If a charity registers as a lobbyist, will they lose either their charitable status or charitable tax exemption?

Under the Charities Act 2009, charitable status may be granted to certain organisations. Section 2 of that Act defines a charitable organisation, and specifically excludes from charitable status the following types of body (among others): a political party, a body that promotes a political party or candidate, and a body that promotes a political cause, unless the promotion of that cause relates directly to the advancement of the charitable purposes of the body.

Organisations that meet certain conditions under the Taxes Consolidation Act 1997 may qualify for a charitable tax exemption. This is assessed separate and apart from charitable status.

It is a matter for the Charities Regulatory Authority and/or the Revenue Commissioners to determine whether the actions of a body meet the requirements for charitable status or to avail of tax exemptions.

Within this framework, it is important to note that charities are allowed to lobby in support of their primary charitable objectives. Indeed, many charitable organisations may lobby to seek to influence a program, a funding decision, or a policy position of the Government.

There is no barrier to charities lobbying as long as the lobbying activity adheres to the provisions of the Charities Act, namely, that it fits within the organisation's primary objectives. An organisation does not risk its charitable status simply by registering as a lobbyist. They must, however, consider whether the specific lobbying activity they are proposing to undertake is acceptable. Charities may have to satisfy Revenue and/or the Charities Regulatory Authority that their lobbying activity is in keeping with their primary objectives. If in doubt as to whether a lobbying activity is appropriate, the organisation is encouraged to seek guidance from Revenue or the Charities Regulatory Authority.  

Nothing in the Regulation of Lobbying Act changes the requirements of the Charities Act or the Taxes Consolidation Act 1997.

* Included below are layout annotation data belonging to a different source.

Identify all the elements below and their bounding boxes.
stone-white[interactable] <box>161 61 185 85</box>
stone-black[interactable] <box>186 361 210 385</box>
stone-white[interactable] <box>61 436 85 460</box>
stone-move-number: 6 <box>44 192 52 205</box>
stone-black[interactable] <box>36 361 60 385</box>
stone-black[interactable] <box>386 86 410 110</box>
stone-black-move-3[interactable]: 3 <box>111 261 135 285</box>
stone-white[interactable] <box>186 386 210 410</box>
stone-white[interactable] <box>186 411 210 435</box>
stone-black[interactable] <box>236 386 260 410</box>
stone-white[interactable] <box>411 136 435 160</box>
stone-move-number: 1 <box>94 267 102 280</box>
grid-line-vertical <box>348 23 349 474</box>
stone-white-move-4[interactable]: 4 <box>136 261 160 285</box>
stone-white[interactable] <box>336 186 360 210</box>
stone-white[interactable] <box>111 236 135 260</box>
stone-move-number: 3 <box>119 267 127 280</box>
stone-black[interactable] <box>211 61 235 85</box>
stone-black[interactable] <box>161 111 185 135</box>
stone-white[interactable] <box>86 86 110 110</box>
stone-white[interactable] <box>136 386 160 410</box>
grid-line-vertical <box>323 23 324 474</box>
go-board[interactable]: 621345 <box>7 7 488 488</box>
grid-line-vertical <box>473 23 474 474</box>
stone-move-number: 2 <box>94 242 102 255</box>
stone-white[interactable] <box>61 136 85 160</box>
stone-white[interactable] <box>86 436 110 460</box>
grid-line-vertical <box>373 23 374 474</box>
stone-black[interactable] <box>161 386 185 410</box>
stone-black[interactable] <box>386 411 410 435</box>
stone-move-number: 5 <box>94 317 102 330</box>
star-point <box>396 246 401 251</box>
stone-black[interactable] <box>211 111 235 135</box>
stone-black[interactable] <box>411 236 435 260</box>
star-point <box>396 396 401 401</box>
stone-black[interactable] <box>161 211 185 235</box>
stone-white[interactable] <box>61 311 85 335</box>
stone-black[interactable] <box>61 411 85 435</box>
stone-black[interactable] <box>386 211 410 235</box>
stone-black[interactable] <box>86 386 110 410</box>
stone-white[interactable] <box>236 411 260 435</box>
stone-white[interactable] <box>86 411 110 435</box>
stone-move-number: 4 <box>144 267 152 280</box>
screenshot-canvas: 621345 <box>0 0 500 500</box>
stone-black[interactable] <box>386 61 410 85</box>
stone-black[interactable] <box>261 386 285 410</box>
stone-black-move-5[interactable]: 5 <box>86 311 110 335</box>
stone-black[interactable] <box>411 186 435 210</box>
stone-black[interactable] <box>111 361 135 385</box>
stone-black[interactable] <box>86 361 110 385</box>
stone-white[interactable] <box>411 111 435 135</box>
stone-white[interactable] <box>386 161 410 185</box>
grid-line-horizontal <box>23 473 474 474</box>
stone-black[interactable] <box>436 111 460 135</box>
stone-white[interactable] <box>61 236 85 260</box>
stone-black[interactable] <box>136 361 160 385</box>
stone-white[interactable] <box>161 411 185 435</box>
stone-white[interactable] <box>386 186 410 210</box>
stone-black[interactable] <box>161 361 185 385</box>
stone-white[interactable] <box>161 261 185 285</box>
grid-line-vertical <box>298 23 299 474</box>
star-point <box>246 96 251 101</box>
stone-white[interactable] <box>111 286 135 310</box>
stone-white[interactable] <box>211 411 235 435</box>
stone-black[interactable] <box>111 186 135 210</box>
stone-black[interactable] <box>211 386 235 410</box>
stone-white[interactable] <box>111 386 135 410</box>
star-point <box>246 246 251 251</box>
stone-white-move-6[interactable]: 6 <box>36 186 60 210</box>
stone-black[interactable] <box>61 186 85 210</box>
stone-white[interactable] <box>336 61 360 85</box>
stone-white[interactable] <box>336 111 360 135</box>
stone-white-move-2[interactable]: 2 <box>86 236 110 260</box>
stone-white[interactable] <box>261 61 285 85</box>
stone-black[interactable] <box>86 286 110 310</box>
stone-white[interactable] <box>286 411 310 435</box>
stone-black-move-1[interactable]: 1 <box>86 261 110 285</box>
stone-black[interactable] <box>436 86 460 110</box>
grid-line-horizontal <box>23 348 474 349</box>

Under the Regulation of Lobbying Act, a person with more than ten employees, or a representative or advocacy body with at least one employee, that is communicating with a Designated Public Official about a relevant matter, must register and submit returns of lobbying activity. There is no exemption to this requirement for charities. If a charitable organisation meeting the definition in the Act is communicating with a Designated Public Official about a relevant matter, then that charitable organisation must register as a lobbyist.